Baltimore Mayor Brandon Scott leads Martin Luther King Jr. Day Parade after initial cancellation

Baltimore Mayor Brandon Scott led off the triumphant Martin Luther King Jr. Day Parade on Monday that he had promised city residents he would deliver. Drummers, dancers

and pompom-twirlers rounded the corner at Eutaw Street shortly after noon and proceeded south down Martin Luther King Jr. Boulevard, the street in honor of the slain civil rights

leader. “This is Baltimore,” the mayor said as he walked in front of the parade, stopping frequently to chat with adults and kids who lined the sidewalk and central median

of the mile-long route. “This parade is part of our city’s muscle memory. People come together and come out the way they always do.” Just 10 days ago, such an outcome

seemed unlikely after the Baltimore Office of Promotion and the Arts announced that the parade was being canceled for the third year in a row. BOPA’s statement noted that the

holiday is an official day of service and encouraged residents to honor King’s memory instead by performing charitable work.

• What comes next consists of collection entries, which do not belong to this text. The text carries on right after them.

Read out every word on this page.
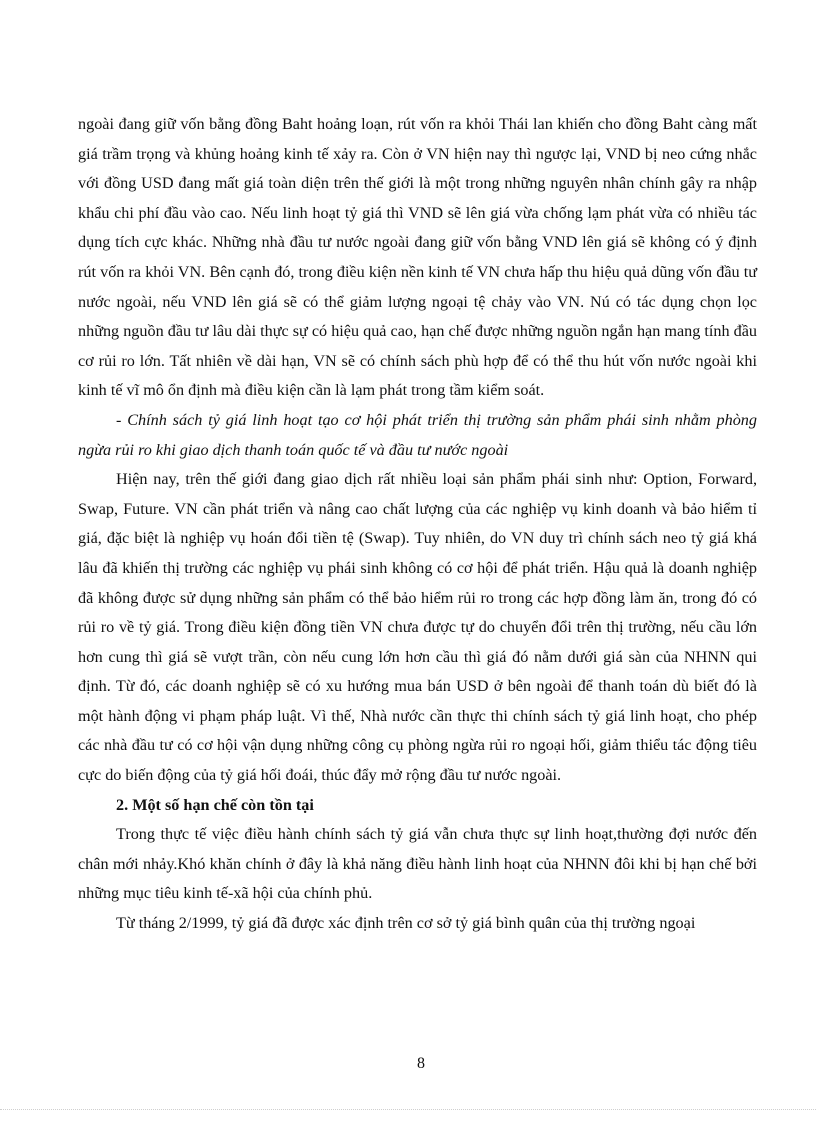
ngoài đang giữ vốn bằng đồng Baht hoảng loạn, rút vốn ra khỏi Thái lan khiến cho đồng Baht càng mất giá trầm trọng và khủng hoảng kinh tế xảy ra. Còn ở VN hiện nay thì ngược lại, VND bị neo cứng nhắc với đồng USD đang mất giá toàn diện trên thế giới là một trong những nguyên nhân chính gây ra nhập khẩu chi phí đầu vào cao. Nếu linh hoạt tỷ giá thì VND sẽ lên giá vừa chống lạm phát vừa có nhiều tác dụng tích cực khác. Những nhà đầu tư nước ngoài đang giữ vốn bằng VND lên giá sẽ không có ý định rút vốn ra khỏi VN. Bên cạnh đó, trong điều kiện nền kinh tế VN chưa hấp thu hiệu quả dũng vốn đầu tư nước ngoài, nếu VND lên giá sẽ có thể giảm lượng ngoại tệ chảy vào VN. Nú có tác dụng chọn lọc những nguồn đầu tư lâu dài thực sự có hiệu quả cao, hạn chế được những nguồn ngắn hạn mang tính đầu cơ rủi ro lớn. Tất nhiên về dài hạn, VN sẽ có chính sách phù hợp để có thể thu hút vốn nước ngoài khi kinh tế vĩ mô ổn định mà điều kiện cần là lạm phát trong tầm kiểm soát.

- Chính sách tỷ giá linh hoạt tạo cơ hội phát triển thị trường sản phẩm phái sinh nhằm phòng ngừa rủi ro khi giao dịch thanh toán quốc tế và đầu tư nước ngoài

Hiện nay, trên thế giới đang giao dịch rất nhiều loại sản phẩm phái sinh như: Option, Forward, Swap, Future. VN cần phát triển và nâng cao chất lượng của các nghiệp vụ kinh doanh và bảo hiểm tỉ giá, đặc biệt là nghiệp vụ hoán đổi tiền tệ (Swap). Tuy nhiên, do VN duy trì chính sách neo tỷ giá khá lâu đã khiến thị trường các nghiệp vụ phái sinh không có cơ hội để phát triển. Hậu quả là doanh nghiệp đã không được sử dụng những sản phẩm có thể bảo hiểm rủi ro trong các hợp đồng làm ăn, trong đó có rủi ro về tỷ giá. Trong điều kiện đồng tiền VN chưa được tự do chuyển đổi trên thị trường, nếu cầu lớn hơn cung thì giá sẽ vượt trần, còn nếu cung lớn hơn cầu thì giá đó nằm dưới giá sàn của NHNN qui định. Từ đó, các doanh nghiệp sẽ có xu hướng mua bán USD ở bên ngoài để thanh toán dù biết đó là một hành động vi phạm pháp luật. Vì thế, Nhà nước cần thực thi chính sách tỷ giá linh hoạt, cho phép các nhà đầu tư có cơ hội vận dụng những công cụ phòng ngừa rủi ro ngoại hối, giảm thiểu tác động tiêu cực do biến động của tỷ giá hối đoái, thúc đẩy mở rộng đầu tư nước ngoài.

2. Một số hạn chế còn tồn tại

Trong thực tế việc điều hành chính sách tỷ giá vẫn chưa thực sự linh hoạt,thường đợi nước đến chân mới nhảy.Khó khăn chính ở đây là khả năng điều hành linh hoạt của NHNN đôi khi bị hạn chế bởi những mục tiêu kinh tế-xã hội của chính phủ.

Từ tháng 2/1999, tỷ giá đã được xác định trên cơ sở tỷ giá bình quân của thị trường ngoại

8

The decision drew immediate and passionate

protests from local leaders ranging from church pastors to NAACP officers to U.S. Rep Kweisi Mfume, who described the cancellation as “disgraceful” and “disrespectful to entire

communities.” After BOPA issued a “clarifying statement” Jan. 6 saying that the decision had been made jointly with the mayor’s office, Scott responded by tweeting that his

staff members would put on the parade without BOPA’s help.